The next chart shows evidence of slowing bearish momentum in the euro in the first quarter of 2009. The chart below turned out to be very useful to investors in stocks, bonds, commodities, and precious metals.
The current chart of the euro, shown below, may also turn out to be very useful over the coming months. The euro has been in a significant downtrend for the last thirteen months. The recent lower low in price has not yet been confirmed by MACD Histogram.

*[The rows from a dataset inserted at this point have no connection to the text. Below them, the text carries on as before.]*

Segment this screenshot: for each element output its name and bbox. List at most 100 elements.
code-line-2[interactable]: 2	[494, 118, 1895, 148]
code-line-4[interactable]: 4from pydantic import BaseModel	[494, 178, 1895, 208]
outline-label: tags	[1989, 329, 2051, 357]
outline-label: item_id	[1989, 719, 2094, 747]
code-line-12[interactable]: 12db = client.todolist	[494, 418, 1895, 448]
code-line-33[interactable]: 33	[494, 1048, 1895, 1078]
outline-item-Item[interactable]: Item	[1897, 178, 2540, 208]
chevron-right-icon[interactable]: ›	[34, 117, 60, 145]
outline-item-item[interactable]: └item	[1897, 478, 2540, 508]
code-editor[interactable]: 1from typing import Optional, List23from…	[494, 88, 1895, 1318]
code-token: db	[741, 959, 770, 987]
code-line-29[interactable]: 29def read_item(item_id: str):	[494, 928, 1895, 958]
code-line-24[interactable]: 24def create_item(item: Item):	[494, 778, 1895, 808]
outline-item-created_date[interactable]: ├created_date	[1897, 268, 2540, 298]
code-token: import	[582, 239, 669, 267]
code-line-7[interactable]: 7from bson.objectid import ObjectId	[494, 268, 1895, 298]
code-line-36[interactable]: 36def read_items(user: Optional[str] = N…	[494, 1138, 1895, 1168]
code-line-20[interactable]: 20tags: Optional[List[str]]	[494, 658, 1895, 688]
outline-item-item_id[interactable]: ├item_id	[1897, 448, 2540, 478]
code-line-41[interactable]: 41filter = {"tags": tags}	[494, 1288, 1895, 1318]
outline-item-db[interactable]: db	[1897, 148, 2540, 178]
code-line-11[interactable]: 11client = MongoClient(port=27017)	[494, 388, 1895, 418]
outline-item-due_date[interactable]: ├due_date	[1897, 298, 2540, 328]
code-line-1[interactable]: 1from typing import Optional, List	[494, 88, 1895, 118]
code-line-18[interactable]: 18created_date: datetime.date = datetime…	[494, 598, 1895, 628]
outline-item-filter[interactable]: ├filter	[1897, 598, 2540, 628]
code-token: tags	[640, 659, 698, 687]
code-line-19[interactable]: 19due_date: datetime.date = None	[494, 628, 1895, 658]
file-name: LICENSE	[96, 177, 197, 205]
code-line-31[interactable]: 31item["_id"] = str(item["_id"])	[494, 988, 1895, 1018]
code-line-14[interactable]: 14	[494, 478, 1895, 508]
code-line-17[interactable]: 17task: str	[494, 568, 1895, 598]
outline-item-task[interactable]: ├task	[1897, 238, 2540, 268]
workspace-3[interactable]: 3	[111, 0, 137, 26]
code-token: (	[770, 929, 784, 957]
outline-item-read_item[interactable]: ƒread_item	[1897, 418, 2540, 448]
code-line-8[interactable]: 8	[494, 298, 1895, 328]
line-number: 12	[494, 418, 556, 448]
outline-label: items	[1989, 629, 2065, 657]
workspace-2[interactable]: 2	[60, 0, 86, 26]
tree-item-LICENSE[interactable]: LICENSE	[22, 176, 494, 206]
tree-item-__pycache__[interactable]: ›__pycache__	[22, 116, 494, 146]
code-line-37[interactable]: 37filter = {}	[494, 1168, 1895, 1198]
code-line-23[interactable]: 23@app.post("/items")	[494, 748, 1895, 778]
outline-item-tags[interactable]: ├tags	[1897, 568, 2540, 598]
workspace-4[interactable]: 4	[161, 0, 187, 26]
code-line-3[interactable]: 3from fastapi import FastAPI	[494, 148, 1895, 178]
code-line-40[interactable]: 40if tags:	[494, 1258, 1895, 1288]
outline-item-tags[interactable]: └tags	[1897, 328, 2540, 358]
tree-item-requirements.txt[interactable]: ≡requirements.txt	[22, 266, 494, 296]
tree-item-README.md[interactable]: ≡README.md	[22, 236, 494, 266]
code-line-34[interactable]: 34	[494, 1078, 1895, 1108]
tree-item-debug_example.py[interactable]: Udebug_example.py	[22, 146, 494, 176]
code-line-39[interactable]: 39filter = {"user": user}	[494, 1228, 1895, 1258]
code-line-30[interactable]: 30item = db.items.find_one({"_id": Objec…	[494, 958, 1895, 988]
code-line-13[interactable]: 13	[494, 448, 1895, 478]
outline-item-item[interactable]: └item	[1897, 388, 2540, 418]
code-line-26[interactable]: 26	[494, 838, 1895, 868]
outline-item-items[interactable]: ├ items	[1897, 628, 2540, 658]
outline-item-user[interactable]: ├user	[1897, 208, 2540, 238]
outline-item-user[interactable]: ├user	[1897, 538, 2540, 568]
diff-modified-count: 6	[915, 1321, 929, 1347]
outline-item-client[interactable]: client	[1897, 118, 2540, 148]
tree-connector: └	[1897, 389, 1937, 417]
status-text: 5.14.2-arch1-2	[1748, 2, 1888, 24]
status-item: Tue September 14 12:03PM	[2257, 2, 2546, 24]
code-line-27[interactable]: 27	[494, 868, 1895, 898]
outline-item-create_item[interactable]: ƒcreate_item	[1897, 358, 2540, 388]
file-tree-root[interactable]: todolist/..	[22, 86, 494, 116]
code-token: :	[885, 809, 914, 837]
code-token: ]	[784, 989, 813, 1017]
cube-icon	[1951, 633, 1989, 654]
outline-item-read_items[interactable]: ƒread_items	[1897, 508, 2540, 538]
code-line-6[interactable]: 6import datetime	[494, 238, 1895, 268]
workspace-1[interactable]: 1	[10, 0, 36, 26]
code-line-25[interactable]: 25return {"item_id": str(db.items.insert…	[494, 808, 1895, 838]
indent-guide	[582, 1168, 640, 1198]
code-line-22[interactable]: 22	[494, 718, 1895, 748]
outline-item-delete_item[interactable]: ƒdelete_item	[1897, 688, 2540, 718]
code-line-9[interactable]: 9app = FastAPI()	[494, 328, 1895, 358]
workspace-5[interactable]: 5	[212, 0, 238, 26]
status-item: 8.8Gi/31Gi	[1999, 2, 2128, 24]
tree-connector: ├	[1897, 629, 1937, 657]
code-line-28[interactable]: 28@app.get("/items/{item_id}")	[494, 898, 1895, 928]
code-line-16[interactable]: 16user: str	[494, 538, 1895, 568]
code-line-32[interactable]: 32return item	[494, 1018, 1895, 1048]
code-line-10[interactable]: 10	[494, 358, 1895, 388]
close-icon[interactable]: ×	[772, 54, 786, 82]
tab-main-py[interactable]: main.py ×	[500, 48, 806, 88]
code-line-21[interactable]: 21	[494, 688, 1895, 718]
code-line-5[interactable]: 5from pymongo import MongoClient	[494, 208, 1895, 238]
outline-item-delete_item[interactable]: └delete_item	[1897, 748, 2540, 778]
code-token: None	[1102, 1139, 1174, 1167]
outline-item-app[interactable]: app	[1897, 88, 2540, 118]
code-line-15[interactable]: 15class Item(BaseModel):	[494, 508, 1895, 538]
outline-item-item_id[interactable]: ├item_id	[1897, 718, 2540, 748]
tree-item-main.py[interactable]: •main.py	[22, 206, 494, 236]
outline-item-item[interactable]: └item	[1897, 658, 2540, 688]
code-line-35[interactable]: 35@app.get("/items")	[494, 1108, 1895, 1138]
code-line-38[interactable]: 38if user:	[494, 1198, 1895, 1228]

The video below covers potentially bullish set-ups in the euro, Swiss franc (FXF), a basket of commodities (DJP), agriculture (RJA), natural gas stocks (FCG), German stocks (EWG), Spanish stocks (EWP), silver (SLV), gold (GLD), Italian stocks (EWI), small caps (IWN), regional banks (KRE), coal stocks (KOL), and telecom stocks (IYZ). Potentially bearish set-ups are shown in U.S. Treasuries (TLT) and the dollar (UUP).
If you are bearish or short, the video above does have something for you. At the 02:18 mark, a head-and-shoulders set-up is shown on the EAFE Index (EFA). If the head-and-shoulders set-up wins out over the bullish divergences, a 27% drop in EFA moves into the realm of reason. A recent head-and-shoulders set-up, originally shown on May 13, did help forecast the recent drop in the S&P 500.
The bears still have an ally in Spain. On Friday morning, Bloomberg reported:
Spain's government is analyzing "with all caution" requests from regional governments to help them regain access to capital markets, Deputy Prime Minister Soraya Saenz de Santamaria said. "These are complex mechanisms, which have to analyzed with all the difficulties and complexities," she told reporters today after a cabinet meeting.
The term "set-up" respects that more needs to take place to move to a "buy signal". Elections are less than a month away in Greece, which leaves large quantities of uncertainty on the table. Germans have little-to-no interest in sharing liabilities with their European brothers and sisters. Technically, the bulls have made only modest progress since May 18. However, the possibility of debt-sharing or some form of compromise in Europe coupled with the numerous bullish set-ups necessitates an open mind relative to better than expected outcomes over the coming weeks and months. As we have covered in the past, an acceleration of the bearish trends, similar to June 2008, is also a plausible scenario. Our plan is to monitor developments and adjust accordingly.